The farm we’re renting has very bad soil, or in actual fact, I think it would be appropriate to call it dirt. We’ve embarked on an extensive restoration programme to build up our soils and leave healthy and living soils to our children and theirs. Needless to say we are passionate about organic farming and were certified as organic by EcoCert in our first year of production. We intend to keep that up!
Sondrine: You have done some really interesting research surrounding sustainability, food systems, and supporting organic smallholder farms. How would you say your experience as a researcher has influenced your decisions with Like Mountains?
Anri: I’ve always felt that I made a mistake in my career, or many mistakes if you look at all the different directions my studies and work experiences took me. It would have been simpler to study medicine and become a doctor and follow a clear career path. It was only when I decided to pursue this expansion into organic essential oil production and processing, with a strong focus on women empowerment that it all clicked into place for me.
I often stand and look at all the energy we put into these few drops of essential oil and wonder if it is all worth it. Naturally I’m drawn to food production and wanting to improve food security. I don’t know if you’re aware, but it takes about 600kg of raw material to make 1L of rose geranium oil. But then I’m reminded of how impossible it was to sell organic produce in an impactful way and so to support women to earn more than just a buffer income that keeps them off the poverty edge, we push on.
Sondrine: What are some of the challenges Like Mountains has faced or is perhaps looking at into the future?
Anri: Our lifeless soil is currently my biggest challenge and not something that can be easily fixed. Nevertheless, we just need to keep going and with love, sufficient organic inputs, and time, it will become our biggest asset in the end.
I’m currently also struggling to secure sufficient funding for formal training for the outgrowers, as all our funding applications have been freezed to deal with the more immediate requirements of the Corona pandemic. Our government made some questionable and serious cuts to agriculture. We’ve thus embarked on a new strategy to raise sponsorships for each woman, which is going to slow down our progress and potentially delay the programme.
Sondrine: Tell us a little bit the process of distilling rose geranium essential oil?

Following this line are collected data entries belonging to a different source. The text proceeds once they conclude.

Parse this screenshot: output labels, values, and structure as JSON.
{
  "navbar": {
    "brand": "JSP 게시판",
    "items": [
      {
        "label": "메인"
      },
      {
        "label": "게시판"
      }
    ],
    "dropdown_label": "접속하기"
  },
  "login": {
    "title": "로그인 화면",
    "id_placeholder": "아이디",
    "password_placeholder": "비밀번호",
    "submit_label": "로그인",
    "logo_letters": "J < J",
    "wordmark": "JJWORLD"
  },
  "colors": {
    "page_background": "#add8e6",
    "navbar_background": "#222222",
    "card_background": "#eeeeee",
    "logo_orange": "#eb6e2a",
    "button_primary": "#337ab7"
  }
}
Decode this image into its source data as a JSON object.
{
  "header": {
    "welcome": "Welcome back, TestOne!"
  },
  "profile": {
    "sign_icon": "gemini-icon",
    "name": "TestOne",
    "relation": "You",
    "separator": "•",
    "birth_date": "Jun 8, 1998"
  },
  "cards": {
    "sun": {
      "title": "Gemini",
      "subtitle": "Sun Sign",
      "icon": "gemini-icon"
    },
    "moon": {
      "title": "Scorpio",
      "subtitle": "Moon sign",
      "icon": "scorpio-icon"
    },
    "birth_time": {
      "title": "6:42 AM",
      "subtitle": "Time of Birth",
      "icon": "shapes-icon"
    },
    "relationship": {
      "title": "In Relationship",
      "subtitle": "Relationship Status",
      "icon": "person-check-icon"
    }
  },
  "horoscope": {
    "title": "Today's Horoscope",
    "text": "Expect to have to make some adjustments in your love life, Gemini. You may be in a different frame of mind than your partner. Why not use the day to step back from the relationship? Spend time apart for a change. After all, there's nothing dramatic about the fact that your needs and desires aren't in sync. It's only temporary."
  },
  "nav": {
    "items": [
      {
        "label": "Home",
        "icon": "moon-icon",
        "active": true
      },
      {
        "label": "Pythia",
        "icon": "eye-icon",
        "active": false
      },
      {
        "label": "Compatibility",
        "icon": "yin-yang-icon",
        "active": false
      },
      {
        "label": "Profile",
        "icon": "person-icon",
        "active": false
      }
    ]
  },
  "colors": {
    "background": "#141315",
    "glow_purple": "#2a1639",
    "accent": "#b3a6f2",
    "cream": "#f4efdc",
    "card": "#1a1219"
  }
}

Anri: We have a half-ton unit and a steam boiler. We’ve decided to use macadamia shells instead of charcoal, as we’re located near macadamia farms and this waste product burns a lot cleaner than coal. The steam generated from the boiler runs through pipes to the bottom of the half-ton pot and then steams the plants for an hour. It’s almost like the steam invites the oil to let go of the leaves and join its upward journey to the top of the pot, where it is collected in a pipe that runs through a condenser. The steam then turns into a distillate that is captured in a separator. The oil floats on top of the hydrosol, so it’s really easy to draw it off through a tap. We spray the hydrosol on the little cuttings we make for new fields and give it to the guest house across the road to use as a room spray.
Sondrine: What are some of your favourite ways to use rose geranium essential oil?
Anri: When my husband and I met in 2010, I was wearing it directly on my skin as a perfume. I would not have believed then that only 10 years later I would be farming and making it myself. We’re even selling most of it to the brand I used to wear, which was the first certified organic essential oil company in South Africa, called SOiL.
These days I also use the hydrosol as a toner due to its perfectly low pH, and love adding it to our family bath water. My dad recently suffered from shingles, and when researching natural remedies to ease the nerve pain, I discovered that rose geranium worked. He swears by it and collects it in bulk as part of his consultancy fee!